After completing your goal, the Alta freaks out in congratulatory bursts of buzzing and on-screen ‘fireworks’.
Alta will show an image of a dead battery when it’s running low on juice, which isn’t the most helpful notification considering it tells you as it’s dying. It makes more sense to let you know in percentages over time, or to even have an option to display it with the clock face. There’s a battery indicator in the app, but seeing it on the Alta would be more useful.
Fitbit Alta: The app
If you’ve used a Fitbit before, the Alta app will look familiar since it’s basically the same interface.
It’s a fine ecosystem, full of social challenges with badges to earn, all clearly laid out and easy to use. You can also log food and water, and track your weight loss with a plan as well.

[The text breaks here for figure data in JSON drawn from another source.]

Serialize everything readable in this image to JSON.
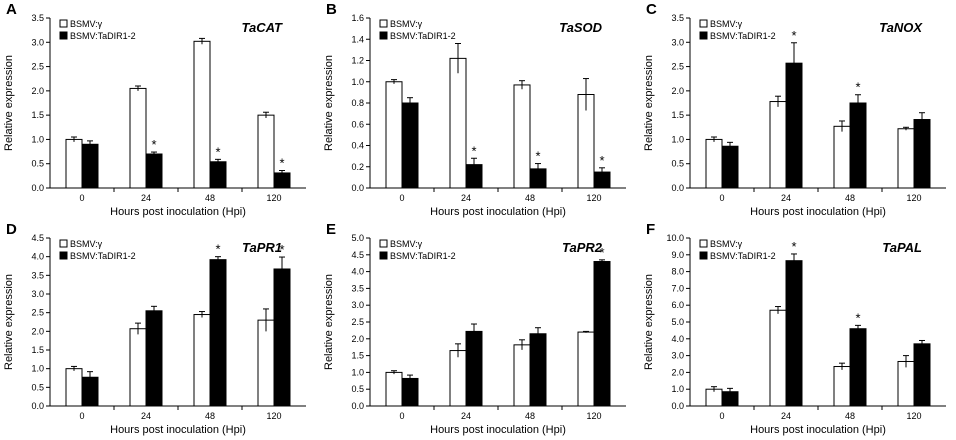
{
  "chart_data": [
    {
      "type": "bar",
      "panel": "A",
      "title": "TaCAT",
      "xlabel": "Hours post inoculation (Hpi)",
      "ylabel": "Relative expression",
      "categories": [
        "0",
        "24",
        "48",
        "120"
      ],
      "ylim": [
        0,
        3.5
      ],
      "yticks": [
        "0.0",
        "0.5",
        "1.0",
        "1.5",
        "2.0",
        "2.5",
        "3.0",
        "3.5"
      ],
      "series": [
        {
          "name": "BSMV:γ",
          "color": "#ffffff",
          "values": [
            1.0,
            2.05,
            3.02,
            1.5
          ],
          "errors": [
            0.05,
            0.05,
            0.06,
            0.06
          ]
        },
        {
          "name": "BSMV:TaDIR1-2",
          "color": "#000000",
          "values": [
            0.9,
            0.7,
            0.54,
            0.31
          ],
          "errors": [
            0.07,
            0.04,
            0.05,
            0.05
          ]
        }
      ],
      "annotations": [
        {
          "text": "*",
          "category": "24",
          "series": 1
        },
        {
          "text": "*",
          "category": "48",
          "series": 1
        },
        {
          "text": "*",
          "category": "120",
          "series": 1
        }
      ]
    },
    {
      "type": "bar",
      "panel": "B",
      "title": "TaSOD",
      "xlabel": "Hours post inoculation (Hpi)",
      "ylabel": "Relative expression",
      "categories": [
        "0",
        "24",
        "48",
        "120"
      ],
      "ylim": [
        0,
        1.6
      ],
      "yticks": [
        "0.0",
        "0.2",
        "0.4",
        "0.6",
        "0.8",
        "1.0",
        "1.2",
        "1.4",
        "1.6"
      ],
      "series": [
        {
          "name": "BSMV:γ",
          "color": "#ffffff",
          "values": [
            1.0,
            1.22,
            0.97,
            0.88
          ],
          "errors": [
            0.02,
            0.14,
            0.04,
            0.15
          ]
        },
        {
          "name": "BSMV:TaDIR1-2",
          "color": "#000000",
          "values": [
            0.8,
            0.22,
            0.18,
            0.15
          ],
          "errors": [
            0.05,
            0.06,
            0.05,
            0.04
          ]
        }
      ],
      "annotations": [
        {
          "text": "*",
          "category": "24",
          "series": 1
        },
        {
          "text": "*",
          "category": "48",
          "series": 1
        },
        {
          "text": "*",
          "category": "120",
          "series": 1
        }
      ]
    },
    {
      "type": "bar",
      "panel": "C",
      "title": "TaNOX",
      "xlabel": "Hours post inoculation (Hpi)",
      "ylabel": "Relative expression",
      "categories": [
        "0",
        "24",
        "48",
        "120"
      ],
      "ylim": [
        0,
        3.5
      ],
      "yticks": [
        "0.0",
        "0.5",
        "1.0",
        "1.5",
        "2.0",
        "2.5",
        "3.0",
        "3.5"
      ],
      "series": [
        {
          "name": "BSMV:γ",
          "color": "#ffffff",
          "values": [
            1.0,
            1.78,
            1.27,
            1.22
          ],
          "errors": [
            0.05,
            0.11,
            0.11,
            0.03
          ]
        },
        {
          "name": "BSMV:TaDIR1-2",
          "color": "#000000",
          "values": [
            0.86,
            2.57,
            1.75,
            1.41
          ],
          "errors": [
            0.08,
            0.42,
            0.17,
            0.14
          ]
        }
      ],
      "annotations": [
        {
          "text": "*",
          "category": "24",
          "series": 1
        },
        {
          "text": "*",
          "category": "48",
          "series": 1
        }
      ]
    },
    {
      "type": "bar",
      "panel": "D",
      "title": "TaPR1",
      "xlabel": "Hours post inoculation (Hpi)",
      "ylabel": "Relative expression",
      "categories": [
        "0",
        "24",
        "48",
        "120"
      ],
      "ylim": [
        0,
        4.5
      ],
      "yticks": [
        "0.0",
        "0.5",
        "1.0",
        "1.5",
        "2.0",
        "2.5",
        "3.0",
        "3.5",
        "4.0",
        "4.5"
      ],
      "series": [
        {
          "name": "BSMV:γ",
          "color": "#ffffff",
          "values": [
            1.0,
            2.07,
            2.45,
            2.3
          ],
          "errors": [
            0.06,
            0.15,
            0.08,
            0.3
          ]
        },
        {
          "name": "BSMV:TaDIR1-2",
          "color": "#000000",
          "values": [
            0.77,
            2.55,
            3.92,
            3.67
          ],
          "errors": [
            0.15,
            0.12,
            0.08,
            0.32
          ]
        }
      ],
      "annotations": [
        {
          "text": "*",
          "category": "48",
          "series": 1
        },
        {
          "text": "*",
          "category": "120",
          "series": 1
        }
      ]
    },
    {
      "type": "bar",
      "panel": "E",
      "title": "TaPR2",
      "xlabel": "Hours post inoculation (Hpi)",
      "ylabel": "Relative expression",
      "categories": [
        "0",
        "24",
        "48",
        "120"
      ],
      "ylim": [
        0,
        5.0
      ],
      "yticks": [
        "0.0",
        "0.5",
        "1.0",
        "1.5",
        "2.0",
        "2.5",
        "3.0",
        "3.5",
        "4.0",
        "4.5",
        "5.0"
      ],
      "series": [
        {
          "name": "BSMV:γ",
          "color": "#ffffff",
          "values": [
            1.0,
            1.65,
            1.82,
            2.2
          ],
          "errors": [
            0.05,
            0.2,
            0.15,
            0.02
          ]
        },
        {
          "name": "BSMV:TaDIR1-2",
          "color": "#000000",
          "values": [
            0.82,
            2.22,
            2.15,
            4.3
          ],
          "errors": [
            0.1,
            0.22,
            0.18,
            0.05
          ]
        }
      ],
      "annotations": [
        {
          "text": "*",
          "category": "120",
          "series": 1
        }
      ]
    },
    {
      "type": "bar",
      "panel": "F",
      "title": "TaPAL",
      "xlabel": "Hours post inoculation (Hpi)",
      "ylabel": "Relative expression",
      "categories": [
        "0",
        "24",
        "48",
        "120"
      ],
      "ylim": [
        0,
        10.0
      ],
      "yticks": [
        "0.0",
        "1.0",
        "2.0",
        "3.0",
        "4.0",
        "5.0",
        "6.0",
        "7.0",
        "8.0",
        "9.0",
        "10.0"
      ],
      "series": [
        {
          "name": "BSMV:γ",
          "color": "#ffffff",
          "values": [
            1.0,
            5.7,
            2.35,
            2.65
          ],
          "errors": [
            0.15,
            0.22,
            0.2,
            0.35
          ]
        },
        {
          "name": "BSMV:TaDIR1-2",
          "color": "#000000",
          "values": [
            0.85,
            8.65,
            4.6,
            3.7
          ],
          "errors": [
            0.2,
            0.4,
            0.2,
            0.2
          ]
        }
      ],
      "annotations": [
        {
          "text": "*",
          "category": "24",
          "series": 1
        },
        {
          "text": "*",
          "category": "48",
          "series": 1
        }
      ]
    }
  ]
}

Each day is presented on the main screen, and you tap a metric to get a broader look at your performance. For example, tap on the sleep score for the day and you can take a look at your sleep over time, and filter by day, week or month.
Overall, Fitbit’s app is one of its strong points. Easy to use and clear, it offers enough data without feeling overwhelming.
Initial setup however, is a crapshoot. I’ve experienced connection issues with two Fitbit devices now, including the Alta. It requires a bit of finagling for it to sync and work, sometimes requiring restarting the phone after deleting your other Fitbit devices. After that, syncing works perfectly fine.
Fitbit Alta: Battery life
Fitbit notes that the battery life of the Alta should span five days depending on usage (a week is pretty standard for screen-less fitness trackers). I was able to get a whopping eight days from the gadget after only charging it once. That includes time spent at SXSW, where I hit 13,000–15,000 steps over four days, then a few days covering GDC.
The Alta also tracked my sleep and buzzed reminders to move when I was on planes or in sessions.
During the conference madness, I was barraged with text and calendar notifications as well though I didn’t have email notifications turned on.
I did take it off for showers since it’s only splash, sweat and rain resistant but that was about it.
The proprietary charger is again, different from the other Fitbit chargers. The Alta one is a clamp that connects to the back of the module. It’s definitely more secure than other magnetic chargers.
Managing to make it a full week and a day on just one charge is quite impressive in my eyes, especially since I’m used to refueling smartwatches every couple of nights. The Alta screen is always off and it’s not exactly a battery eater but my usage of smart devices during travel usually require lots of recharge time. I’m curious to find out whether the Alta can repeat this feat and will definitely wear it during my next bout of travel.